O maltrapilho parecia familiar e vinha na minha direção. Abri a janela do carro. O cara da Porsche disse você é doido, veado. Menos de cinco metros e eu já sentia o cheiro da mendicância. Apesar da sujeira, deu para notar que era um homem branquelo, alto e caquético. Trazia um sorriso sonso no rosto e um insuspeito ar de lunático. Faltavam-lhe dentes e amor-próprio. Era calvo da testa até metade da cabeça. Do meio dela até a nuca, carregava uma cabeleira suja, malcuidada, que mais parecia um ninho de ratos com nuanças de fuligem, de poeira e de indiferença.

— Serginho?

— Ahn…

— Você é o Serginho Vassoura, não é?

— Tem moeda aí, irmão?

— Serginho, você sumiu. O que foi que aconteceu? Por onde você andava? Pensei que você tivesse morrido.

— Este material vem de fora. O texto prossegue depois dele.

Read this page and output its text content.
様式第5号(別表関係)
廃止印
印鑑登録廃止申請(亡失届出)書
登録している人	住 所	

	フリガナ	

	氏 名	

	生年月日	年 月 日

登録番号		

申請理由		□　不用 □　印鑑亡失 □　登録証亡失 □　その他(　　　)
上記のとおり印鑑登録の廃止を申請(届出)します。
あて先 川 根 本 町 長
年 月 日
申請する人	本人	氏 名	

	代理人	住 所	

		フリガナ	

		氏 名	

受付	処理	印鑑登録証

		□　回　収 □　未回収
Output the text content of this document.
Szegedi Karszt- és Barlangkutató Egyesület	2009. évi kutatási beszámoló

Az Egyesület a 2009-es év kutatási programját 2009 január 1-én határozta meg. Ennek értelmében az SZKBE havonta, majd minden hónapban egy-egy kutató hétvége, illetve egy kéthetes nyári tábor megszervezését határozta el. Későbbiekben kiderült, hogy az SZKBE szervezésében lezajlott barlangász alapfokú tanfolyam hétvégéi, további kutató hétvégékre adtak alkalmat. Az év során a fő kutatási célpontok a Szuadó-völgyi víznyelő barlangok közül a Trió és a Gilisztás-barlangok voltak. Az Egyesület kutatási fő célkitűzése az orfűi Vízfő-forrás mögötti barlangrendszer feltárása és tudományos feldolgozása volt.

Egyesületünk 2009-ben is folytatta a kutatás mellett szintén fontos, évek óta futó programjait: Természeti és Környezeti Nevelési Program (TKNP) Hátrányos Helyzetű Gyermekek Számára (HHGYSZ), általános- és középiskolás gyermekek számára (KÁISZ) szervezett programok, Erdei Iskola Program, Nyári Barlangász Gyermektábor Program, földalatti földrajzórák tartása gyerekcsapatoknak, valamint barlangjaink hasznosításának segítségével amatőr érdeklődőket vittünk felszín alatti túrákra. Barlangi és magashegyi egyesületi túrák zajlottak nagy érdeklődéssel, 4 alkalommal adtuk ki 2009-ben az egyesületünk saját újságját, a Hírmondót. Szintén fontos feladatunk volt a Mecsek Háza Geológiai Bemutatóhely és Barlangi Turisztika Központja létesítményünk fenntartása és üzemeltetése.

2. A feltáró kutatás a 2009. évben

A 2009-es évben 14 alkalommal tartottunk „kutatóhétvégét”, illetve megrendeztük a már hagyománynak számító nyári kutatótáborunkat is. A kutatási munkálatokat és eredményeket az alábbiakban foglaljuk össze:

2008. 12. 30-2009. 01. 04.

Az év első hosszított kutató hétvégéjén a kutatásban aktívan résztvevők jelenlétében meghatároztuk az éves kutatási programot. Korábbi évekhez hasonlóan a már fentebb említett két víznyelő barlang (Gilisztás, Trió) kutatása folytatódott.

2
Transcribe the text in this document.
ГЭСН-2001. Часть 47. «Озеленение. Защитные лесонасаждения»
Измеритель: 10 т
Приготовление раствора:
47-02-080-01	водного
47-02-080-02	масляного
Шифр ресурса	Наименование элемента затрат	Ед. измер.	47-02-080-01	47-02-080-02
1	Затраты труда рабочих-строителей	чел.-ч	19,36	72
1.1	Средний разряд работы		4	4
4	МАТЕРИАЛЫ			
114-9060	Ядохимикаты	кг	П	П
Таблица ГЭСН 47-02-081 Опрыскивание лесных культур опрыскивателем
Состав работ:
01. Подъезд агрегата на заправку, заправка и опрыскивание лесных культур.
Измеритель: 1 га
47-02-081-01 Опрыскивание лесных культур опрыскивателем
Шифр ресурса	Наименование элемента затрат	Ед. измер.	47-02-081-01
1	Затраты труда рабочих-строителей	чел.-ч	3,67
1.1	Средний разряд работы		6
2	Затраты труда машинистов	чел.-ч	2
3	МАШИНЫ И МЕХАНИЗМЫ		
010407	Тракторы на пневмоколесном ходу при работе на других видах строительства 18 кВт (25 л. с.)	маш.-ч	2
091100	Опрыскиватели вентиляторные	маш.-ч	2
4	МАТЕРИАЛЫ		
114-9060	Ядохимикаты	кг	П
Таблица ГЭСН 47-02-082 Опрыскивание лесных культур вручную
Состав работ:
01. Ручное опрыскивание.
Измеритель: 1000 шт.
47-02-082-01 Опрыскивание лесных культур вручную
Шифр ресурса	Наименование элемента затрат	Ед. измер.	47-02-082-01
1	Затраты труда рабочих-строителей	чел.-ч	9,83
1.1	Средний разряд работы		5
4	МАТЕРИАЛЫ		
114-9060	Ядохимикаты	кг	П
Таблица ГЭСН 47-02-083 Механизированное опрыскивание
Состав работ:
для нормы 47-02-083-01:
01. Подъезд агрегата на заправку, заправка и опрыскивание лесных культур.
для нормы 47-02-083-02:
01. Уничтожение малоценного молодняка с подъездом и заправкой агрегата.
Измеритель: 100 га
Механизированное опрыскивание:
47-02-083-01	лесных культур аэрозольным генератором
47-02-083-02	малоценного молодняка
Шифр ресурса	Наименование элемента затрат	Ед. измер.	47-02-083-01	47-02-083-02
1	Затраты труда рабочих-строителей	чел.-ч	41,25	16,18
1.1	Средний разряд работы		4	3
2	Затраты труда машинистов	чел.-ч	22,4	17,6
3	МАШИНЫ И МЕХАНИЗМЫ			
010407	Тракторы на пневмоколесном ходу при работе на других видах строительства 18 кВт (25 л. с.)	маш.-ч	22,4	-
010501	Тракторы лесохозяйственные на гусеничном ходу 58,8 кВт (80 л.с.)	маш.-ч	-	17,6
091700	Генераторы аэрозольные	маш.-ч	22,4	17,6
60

— Eu já morri, cara. Eu já morri. Me arruma uma grana.

O sinal verde acendeu. Os carros aceleraram. Serginho saiu correndo de forma atabalhoada pela frente do meu carro. Parecia um gato sujo em fuga. Acabou atropelado pelo carinha do Porsche que fugiu sem prestar socorro. Era a segunda vez que uma personagem tinha morrido duas vezes dentro de uma mesma história baseada em fatos reais.